Plus que quiconque, le militaire sait que donner sa vie pour son pays, lieu de ses pères, pour sa patrie, lieu de sa naissance, n’est pas suicide ou accident mais sacrifice de toute une vie et ce quel que soit son grade. On appelle héros l’un de nos camarades qui tombe au champ d’honneur, n’en déplaise à certains. « Donner sa vie pour ceux que l’on aime »,
« Aime et fais ce que tu veux », voici des devises qui résument une vie bien remplie et qui demande miséricorde pour son âme.

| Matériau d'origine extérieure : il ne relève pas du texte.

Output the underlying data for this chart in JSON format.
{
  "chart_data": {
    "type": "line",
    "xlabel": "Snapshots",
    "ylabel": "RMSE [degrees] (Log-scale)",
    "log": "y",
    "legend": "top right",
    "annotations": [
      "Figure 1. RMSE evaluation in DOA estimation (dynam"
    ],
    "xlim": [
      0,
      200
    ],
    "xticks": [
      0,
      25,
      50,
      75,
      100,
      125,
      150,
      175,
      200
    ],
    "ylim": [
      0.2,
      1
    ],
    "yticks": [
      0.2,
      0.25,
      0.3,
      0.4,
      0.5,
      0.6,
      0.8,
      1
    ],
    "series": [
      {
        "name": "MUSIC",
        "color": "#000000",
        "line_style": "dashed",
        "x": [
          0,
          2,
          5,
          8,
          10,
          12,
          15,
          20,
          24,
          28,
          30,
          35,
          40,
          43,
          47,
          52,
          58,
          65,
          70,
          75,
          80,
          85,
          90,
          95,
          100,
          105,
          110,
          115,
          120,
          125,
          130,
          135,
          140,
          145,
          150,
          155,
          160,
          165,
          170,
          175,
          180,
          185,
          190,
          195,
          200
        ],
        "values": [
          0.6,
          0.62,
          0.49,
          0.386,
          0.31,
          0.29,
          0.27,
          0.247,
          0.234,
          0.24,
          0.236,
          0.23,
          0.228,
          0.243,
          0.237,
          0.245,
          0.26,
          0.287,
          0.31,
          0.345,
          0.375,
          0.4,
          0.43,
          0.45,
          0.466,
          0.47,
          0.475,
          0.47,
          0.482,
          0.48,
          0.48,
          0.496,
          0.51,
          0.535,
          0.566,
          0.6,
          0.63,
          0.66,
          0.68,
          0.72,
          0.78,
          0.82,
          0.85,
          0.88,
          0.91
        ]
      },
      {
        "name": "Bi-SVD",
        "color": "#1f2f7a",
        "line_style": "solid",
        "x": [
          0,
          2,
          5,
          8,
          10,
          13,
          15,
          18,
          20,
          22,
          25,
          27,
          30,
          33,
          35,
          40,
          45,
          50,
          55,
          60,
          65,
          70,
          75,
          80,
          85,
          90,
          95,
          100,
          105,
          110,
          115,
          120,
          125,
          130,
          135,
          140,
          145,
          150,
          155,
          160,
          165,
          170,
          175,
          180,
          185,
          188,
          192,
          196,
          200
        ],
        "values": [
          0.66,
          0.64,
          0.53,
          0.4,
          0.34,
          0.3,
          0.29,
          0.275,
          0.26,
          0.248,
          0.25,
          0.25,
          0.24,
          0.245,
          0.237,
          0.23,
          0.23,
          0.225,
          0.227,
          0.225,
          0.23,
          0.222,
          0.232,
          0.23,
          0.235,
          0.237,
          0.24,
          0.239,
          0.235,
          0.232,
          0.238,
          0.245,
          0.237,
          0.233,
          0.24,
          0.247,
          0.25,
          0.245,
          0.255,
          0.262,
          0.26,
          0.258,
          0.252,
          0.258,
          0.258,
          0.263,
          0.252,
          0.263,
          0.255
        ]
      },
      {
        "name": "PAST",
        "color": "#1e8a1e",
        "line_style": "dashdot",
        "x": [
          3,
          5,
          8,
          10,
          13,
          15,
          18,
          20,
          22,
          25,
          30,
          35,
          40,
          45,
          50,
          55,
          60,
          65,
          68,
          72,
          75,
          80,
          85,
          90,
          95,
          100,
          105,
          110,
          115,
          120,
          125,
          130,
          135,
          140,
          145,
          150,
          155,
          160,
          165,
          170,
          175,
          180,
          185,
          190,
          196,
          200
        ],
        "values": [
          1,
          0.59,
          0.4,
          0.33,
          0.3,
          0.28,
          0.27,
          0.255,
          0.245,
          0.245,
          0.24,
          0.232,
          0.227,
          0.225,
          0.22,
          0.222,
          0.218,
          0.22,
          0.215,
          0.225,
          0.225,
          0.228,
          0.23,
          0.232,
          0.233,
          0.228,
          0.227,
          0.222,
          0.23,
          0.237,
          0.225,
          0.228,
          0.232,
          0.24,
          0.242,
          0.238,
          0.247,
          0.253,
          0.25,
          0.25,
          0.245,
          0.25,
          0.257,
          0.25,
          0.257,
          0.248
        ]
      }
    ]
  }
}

Après avoir notamment, servi à l’Élysée, été CEMA, grand chancelier de la Légion d’honneur et du Mérite, responsable de la restauration de Notre-Dame, alors que je lui apprenais ma mutation à Castres, il me confia son pire souvenir du 18 août 2008, la mort de dix soldats français tués dans une embuscade en Afghanistan.
Date qui me laisse entrevoir en cet autre 18 août 2023, date de sa mort, la volonté de ne jamais oublier ceux qui sont tombés pour la France, ceux qui quittent leur famille et leur pays, ceux qui continuent jour après jour à défendre la veuve et l’orphelin comme disaient les chevaliers d’hier et nous l’espérons ceux de demain.
Prions et offrons des messes, des sacrifices et mortifications pour le repos de l’âme de Jean-Louis Georgelin. Que la miséricorde de Dieu Tout-Puissant lui offre le pardon de ses péchés et l’indulgence pour la vie éternelle.
Au nom du Père et du Fils et du Saint-Esprit.